Pero sus compañeros le dijeron: “¡Cuál es el sentido de tu arrepentimiento! ¿Quieres regresar a tu amada?”. Pero él les habló de la voz interior que había oído y les recordó que había renunciado a su comportamiento anterior, por lo que regresaron hasta donde yacía la joven. Su rostro estaba pálido, sus pies desnudos, su vestido desgarrado. Cuando el sheik se inclinó hacia ella, la joven se desmayó. Al recobrar el sentido derramó lágrimas como gotas de rocío, y dijo: “Me consumo de vergüenza a causa de ti. Levanta el velo del secreto e instrúyeme en el Islam para que pueda transitar el Camino”.

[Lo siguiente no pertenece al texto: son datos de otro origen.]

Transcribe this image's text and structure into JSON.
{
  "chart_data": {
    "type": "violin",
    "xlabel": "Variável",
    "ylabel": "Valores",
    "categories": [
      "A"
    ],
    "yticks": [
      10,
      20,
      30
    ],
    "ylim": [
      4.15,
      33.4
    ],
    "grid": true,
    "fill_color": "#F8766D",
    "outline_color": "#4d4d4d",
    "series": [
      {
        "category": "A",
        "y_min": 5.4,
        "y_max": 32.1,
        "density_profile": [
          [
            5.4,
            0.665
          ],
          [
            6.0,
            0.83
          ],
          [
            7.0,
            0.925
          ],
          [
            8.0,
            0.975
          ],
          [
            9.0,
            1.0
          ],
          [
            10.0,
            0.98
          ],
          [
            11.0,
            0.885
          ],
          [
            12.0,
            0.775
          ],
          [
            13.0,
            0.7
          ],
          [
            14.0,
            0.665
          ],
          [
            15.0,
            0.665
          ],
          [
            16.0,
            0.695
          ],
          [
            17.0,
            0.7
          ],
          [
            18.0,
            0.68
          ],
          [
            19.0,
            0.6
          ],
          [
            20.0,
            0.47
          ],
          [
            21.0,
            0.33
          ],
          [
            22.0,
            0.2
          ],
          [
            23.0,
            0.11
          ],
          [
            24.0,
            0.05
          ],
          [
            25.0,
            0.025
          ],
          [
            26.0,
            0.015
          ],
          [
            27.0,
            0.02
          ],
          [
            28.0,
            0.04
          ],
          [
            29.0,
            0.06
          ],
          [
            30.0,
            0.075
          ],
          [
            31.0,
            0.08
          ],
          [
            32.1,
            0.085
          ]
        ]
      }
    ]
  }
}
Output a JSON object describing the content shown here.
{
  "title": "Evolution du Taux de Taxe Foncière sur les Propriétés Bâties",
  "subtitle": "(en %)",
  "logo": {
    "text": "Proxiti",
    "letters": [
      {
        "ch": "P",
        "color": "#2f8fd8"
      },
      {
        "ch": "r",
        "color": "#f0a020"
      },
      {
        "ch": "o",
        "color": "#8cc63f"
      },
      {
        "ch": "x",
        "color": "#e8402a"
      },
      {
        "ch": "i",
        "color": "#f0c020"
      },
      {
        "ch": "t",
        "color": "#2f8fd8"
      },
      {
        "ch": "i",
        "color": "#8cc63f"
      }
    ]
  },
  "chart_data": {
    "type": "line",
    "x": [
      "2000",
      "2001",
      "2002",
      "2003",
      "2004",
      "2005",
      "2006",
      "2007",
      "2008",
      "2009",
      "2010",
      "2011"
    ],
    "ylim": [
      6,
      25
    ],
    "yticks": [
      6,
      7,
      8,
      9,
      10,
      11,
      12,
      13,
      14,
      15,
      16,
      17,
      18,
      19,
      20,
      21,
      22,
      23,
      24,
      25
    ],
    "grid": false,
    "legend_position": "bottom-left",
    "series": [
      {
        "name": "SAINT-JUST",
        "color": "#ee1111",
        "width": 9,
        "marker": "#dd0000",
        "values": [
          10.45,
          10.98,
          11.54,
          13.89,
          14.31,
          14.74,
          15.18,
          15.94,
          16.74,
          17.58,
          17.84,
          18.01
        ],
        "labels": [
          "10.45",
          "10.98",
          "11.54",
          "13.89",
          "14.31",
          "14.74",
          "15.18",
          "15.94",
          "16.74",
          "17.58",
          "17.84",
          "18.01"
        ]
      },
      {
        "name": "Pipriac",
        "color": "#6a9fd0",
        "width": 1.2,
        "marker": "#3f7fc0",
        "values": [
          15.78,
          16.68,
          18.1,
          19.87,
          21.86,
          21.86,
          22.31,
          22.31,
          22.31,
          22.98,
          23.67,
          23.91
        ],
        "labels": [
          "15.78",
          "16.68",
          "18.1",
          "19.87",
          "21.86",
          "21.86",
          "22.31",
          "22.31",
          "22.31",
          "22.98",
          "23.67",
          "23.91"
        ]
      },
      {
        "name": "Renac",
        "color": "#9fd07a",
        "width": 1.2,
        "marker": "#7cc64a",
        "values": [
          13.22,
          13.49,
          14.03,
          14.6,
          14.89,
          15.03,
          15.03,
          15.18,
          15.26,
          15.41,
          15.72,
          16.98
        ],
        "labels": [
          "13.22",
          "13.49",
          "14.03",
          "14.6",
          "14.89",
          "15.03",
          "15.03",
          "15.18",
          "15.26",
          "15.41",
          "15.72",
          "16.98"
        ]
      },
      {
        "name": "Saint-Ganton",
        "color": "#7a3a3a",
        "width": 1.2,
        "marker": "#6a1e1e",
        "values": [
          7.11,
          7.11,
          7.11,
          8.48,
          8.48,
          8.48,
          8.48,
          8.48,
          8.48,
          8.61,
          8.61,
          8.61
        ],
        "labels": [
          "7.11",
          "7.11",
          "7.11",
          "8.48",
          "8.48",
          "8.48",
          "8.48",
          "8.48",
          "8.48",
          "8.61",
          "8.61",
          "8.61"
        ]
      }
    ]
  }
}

Cuando este bello ídolo finalmente formó parte de los fieles, los compañeros derramaron lágrimas de alegría. Pero el corazón de la joven se impacientaba por ser liberado de la pena. “Oh sheik”, dijo, “ya no me quedan fuerzas. Quiero abandonar este mundo sucio y ensordecedor. Adiós sheik San’an. Confieso mis pecados. Perdóname y déjame ir”.

De este modo, esa luna de belleza que sólo había vivido media vida, se le escapó de la mano. El sol se escondió tras las nubes mientras su dulce alma se separaba de su cuerpo. Ella, una gota en el océano de la ilusión, había regresado al océano verdadero.

A todos nos llega el momento de irnos como el viento; ella se fue y nosotros también nos iremos. Estas cosas suceden a menudo en los caminos del amor. Hay desesperación y piedad, ilusión y seguridad. Si bien el cuerpo del deseo no comprende estos secretos, la adversidad no puede evitar la dicha. Se debe escuchar con el oído de la mente y con el del corazón, no con el del cuerpo. La lucha del espíritu con el cuerpo de deseos no tiene fin. ¡Laméntate! Porque hay motivo para ello.